Let’s briefly look at some examples to illustrate how self-esteem can be built this way:

  1. Open to experience: a learner starts from a specific comfort zone in their outdoor/woodland skills, their general (perceived and actual) ability, familiarity of nature and their group etc. Over a time and in a full Forest School programme, the learner is facilitated through reflective practice and observation on the part of the Leaders. Through careful design, the learner is able to realise their innate desire for wonder, exploration and investigation to a higher level than before the programme and thus, their openness to experience is widened and developed. This may, in turn, build-up and perhaps realign the learner’s picture of their actual-self and either create an ideal-self that is more constructive and/or develop a more realistic linkage between the actual and ideal self. With time both these ‘selfs’ can align themselves with each other boosting the learner’s general confidence in new experiences and thereby constructing a new, more substantial comfort zone.
    • Climbing to a new height, meeting new people and building a shelter can all be examples of new experiences that are greatly supported in an equitable learning environment where adaptations and mistakes can be freely made.
  2. Existential living: similar to being open to experience, as above, this characteristic can refer to looking at a task, an occurrence or an experience as a holistic learning experience. Even if you fail to achieve a specific material goal, there’s still a wealth of success to be found in the journey. Instead of looking forward to a given ‘achievement’ or looking back to past failure of knot-tying, say, there is an opportunity to be mind-fully aware of everything attached to the process of what is happening: the texture, the feeling of learning, the sociability, the routine etc.
  3. Trust feelings: again, linked to the previous two characteristics, this characteristic is one that can be unusual to many people. Forest School promotes the idea of trusting yourself, your capacity to learn and your ability to try. Instead of falling at a hurdle of uncomfortableness, gaining the ability to trust your physical and mental fortitude is something distinct to be found in a long-term Forest School programme.
    • Physical exploration of woodlands independently or as a group, climbing to a new height, constructing a fire and cooking or even gaining new friends can all be reached by trusting in one’s actual-self.

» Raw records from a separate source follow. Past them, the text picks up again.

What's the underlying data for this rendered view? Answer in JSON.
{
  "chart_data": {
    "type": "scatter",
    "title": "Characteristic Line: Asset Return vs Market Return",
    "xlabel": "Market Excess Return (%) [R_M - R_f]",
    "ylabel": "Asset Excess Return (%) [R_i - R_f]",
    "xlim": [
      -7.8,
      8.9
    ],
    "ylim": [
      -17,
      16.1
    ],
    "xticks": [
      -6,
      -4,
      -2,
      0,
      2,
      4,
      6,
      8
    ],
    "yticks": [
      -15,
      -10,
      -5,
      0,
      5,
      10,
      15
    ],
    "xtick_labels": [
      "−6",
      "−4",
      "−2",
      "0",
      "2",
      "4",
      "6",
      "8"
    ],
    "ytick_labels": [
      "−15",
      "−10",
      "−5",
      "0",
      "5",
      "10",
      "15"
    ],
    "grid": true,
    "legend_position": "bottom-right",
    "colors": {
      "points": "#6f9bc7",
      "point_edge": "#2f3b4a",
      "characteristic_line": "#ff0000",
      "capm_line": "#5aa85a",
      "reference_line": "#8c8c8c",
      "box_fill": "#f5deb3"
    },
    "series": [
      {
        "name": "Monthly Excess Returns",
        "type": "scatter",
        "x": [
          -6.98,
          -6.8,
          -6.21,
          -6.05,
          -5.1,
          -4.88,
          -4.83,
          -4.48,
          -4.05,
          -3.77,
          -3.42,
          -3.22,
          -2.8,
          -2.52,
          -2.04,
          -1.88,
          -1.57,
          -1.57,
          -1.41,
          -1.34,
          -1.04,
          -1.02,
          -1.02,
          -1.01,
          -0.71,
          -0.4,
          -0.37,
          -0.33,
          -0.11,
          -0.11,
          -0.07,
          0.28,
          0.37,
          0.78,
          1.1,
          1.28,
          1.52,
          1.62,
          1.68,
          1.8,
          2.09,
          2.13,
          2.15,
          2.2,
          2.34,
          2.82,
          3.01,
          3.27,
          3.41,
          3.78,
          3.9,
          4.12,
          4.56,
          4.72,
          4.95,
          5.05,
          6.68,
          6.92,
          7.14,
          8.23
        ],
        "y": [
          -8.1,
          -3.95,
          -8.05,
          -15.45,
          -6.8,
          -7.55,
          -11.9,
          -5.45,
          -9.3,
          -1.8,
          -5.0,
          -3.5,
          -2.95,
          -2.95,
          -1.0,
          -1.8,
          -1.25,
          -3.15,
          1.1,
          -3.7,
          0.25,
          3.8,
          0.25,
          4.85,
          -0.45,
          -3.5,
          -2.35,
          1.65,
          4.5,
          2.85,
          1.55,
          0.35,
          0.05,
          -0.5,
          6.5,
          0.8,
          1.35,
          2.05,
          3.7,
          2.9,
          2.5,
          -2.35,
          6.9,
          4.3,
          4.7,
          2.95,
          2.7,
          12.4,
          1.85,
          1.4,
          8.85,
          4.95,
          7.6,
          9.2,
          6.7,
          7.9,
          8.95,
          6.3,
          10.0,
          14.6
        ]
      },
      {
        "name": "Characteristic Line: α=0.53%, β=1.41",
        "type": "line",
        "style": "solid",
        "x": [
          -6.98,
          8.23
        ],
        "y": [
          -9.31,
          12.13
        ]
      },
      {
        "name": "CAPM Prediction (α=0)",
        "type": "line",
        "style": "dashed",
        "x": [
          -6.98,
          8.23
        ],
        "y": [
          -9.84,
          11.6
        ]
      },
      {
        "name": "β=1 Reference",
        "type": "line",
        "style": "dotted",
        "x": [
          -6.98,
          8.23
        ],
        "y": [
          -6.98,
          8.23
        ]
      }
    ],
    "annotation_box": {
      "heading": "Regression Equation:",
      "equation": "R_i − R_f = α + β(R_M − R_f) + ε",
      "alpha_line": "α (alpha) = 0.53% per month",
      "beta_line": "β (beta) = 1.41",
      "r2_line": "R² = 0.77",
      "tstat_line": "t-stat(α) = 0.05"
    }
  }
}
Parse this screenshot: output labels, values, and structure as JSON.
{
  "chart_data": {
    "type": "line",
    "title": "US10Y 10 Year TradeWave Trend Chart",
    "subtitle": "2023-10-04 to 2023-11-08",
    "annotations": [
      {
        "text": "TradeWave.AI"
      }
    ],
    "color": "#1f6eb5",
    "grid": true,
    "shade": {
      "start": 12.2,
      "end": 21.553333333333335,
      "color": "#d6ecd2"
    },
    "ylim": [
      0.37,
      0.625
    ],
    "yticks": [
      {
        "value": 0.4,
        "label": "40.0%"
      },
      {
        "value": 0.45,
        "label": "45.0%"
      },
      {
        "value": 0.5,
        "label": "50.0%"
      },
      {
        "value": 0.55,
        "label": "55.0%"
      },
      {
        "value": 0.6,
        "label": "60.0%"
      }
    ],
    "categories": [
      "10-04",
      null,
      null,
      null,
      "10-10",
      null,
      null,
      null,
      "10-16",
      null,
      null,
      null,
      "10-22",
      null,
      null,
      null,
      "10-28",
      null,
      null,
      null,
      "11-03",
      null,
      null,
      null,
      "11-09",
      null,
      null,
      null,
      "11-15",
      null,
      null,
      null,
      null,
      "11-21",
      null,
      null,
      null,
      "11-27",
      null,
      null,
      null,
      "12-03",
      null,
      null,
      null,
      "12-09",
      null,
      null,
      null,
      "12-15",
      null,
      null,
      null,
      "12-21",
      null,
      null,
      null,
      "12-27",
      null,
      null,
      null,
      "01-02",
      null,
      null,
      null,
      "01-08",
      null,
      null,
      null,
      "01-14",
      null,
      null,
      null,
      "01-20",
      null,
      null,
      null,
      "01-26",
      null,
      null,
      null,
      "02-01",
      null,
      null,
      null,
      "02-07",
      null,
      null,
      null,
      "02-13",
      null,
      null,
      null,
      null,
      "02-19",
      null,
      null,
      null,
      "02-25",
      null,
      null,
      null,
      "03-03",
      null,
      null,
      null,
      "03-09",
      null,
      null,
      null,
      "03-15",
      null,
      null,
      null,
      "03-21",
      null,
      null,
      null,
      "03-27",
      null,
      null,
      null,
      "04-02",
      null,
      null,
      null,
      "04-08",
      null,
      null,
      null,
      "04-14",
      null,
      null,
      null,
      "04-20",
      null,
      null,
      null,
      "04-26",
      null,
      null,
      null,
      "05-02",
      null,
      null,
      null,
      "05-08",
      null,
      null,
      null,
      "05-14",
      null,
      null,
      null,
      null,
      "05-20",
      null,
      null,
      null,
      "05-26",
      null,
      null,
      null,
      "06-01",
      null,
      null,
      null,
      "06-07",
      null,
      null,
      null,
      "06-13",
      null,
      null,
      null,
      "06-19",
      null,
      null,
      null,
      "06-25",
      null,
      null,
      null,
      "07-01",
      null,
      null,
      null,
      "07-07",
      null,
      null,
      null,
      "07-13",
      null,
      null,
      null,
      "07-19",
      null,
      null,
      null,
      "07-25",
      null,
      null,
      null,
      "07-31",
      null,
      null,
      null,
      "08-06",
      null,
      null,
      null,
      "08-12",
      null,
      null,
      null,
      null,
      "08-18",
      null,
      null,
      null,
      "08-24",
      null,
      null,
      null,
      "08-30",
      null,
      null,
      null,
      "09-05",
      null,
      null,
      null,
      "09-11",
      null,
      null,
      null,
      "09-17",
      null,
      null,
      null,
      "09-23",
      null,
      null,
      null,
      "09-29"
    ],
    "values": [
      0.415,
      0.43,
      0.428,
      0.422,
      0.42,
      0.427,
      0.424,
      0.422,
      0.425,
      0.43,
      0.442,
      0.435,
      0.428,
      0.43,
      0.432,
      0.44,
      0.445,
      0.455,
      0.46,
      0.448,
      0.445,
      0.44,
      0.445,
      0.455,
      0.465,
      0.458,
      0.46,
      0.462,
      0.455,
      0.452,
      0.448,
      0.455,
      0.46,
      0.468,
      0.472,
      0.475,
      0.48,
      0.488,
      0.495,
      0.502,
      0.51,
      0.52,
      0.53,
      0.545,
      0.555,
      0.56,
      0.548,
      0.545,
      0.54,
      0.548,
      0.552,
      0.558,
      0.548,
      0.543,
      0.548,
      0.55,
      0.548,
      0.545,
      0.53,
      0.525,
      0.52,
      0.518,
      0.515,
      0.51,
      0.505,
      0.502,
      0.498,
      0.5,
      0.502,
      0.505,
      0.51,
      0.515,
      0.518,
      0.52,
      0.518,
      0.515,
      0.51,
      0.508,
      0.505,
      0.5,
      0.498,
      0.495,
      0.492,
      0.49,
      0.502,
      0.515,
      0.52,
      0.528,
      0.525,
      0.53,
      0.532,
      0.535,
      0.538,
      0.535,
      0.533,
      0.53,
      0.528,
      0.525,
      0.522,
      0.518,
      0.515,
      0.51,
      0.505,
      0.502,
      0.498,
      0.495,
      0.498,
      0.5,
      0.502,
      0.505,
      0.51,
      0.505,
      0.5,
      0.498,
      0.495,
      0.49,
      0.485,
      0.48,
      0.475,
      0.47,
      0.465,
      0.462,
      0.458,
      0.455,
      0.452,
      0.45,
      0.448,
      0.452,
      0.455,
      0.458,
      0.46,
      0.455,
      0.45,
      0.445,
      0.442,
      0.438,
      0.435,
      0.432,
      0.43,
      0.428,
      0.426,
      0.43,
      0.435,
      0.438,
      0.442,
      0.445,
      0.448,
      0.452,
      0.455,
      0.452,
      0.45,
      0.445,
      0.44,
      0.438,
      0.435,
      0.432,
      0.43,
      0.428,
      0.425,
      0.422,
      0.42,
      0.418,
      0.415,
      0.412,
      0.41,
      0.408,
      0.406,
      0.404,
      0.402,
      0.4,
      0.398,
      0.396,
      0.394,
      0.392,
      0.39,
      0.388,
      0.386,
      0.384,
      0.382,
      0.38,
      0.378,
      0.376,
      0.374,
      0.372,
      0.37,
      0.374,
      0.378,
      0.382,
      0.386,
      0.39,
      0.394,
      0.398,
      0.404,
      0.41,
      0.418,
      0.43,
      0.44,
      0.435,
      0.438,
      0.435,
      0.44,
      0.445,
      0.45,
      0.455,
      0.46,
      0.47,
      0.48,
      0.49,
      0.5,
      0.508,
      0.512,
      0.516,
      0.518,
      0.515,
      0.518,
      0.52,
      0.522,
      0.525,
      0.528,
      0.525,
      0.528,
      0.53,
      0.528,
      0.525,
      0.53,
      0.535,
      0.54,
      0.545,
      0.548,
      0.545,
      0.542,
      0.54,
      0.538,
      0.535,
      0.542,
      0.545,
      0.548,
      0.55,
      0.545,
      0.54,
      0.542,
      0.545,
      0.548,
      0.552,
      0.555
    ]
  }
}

  4. Creativity: Forest School is all about being creative and taking a risk through play. A long-term programme of a steady build-up to understanding risk, what is acceptable and how to mediate risk and manage hazards are all part of developing an enquiring and creative mind – and the experience behind it to become a ‘fully functioning’ person who can recognise an issue and work to overcome it or find a different path.
  5. Fulfilled life: one of the indicators of a successful Forest School programme is a group of learners who are confident, comfortable and capable at existing with each other, with – and in – the natural outdoors. Understanding the rhythms of nature, the changes in themselves and others and the bringing-together of the actual-self with the ideal-self all combine to encourage a person who can constructively, positively, actively and consistently live.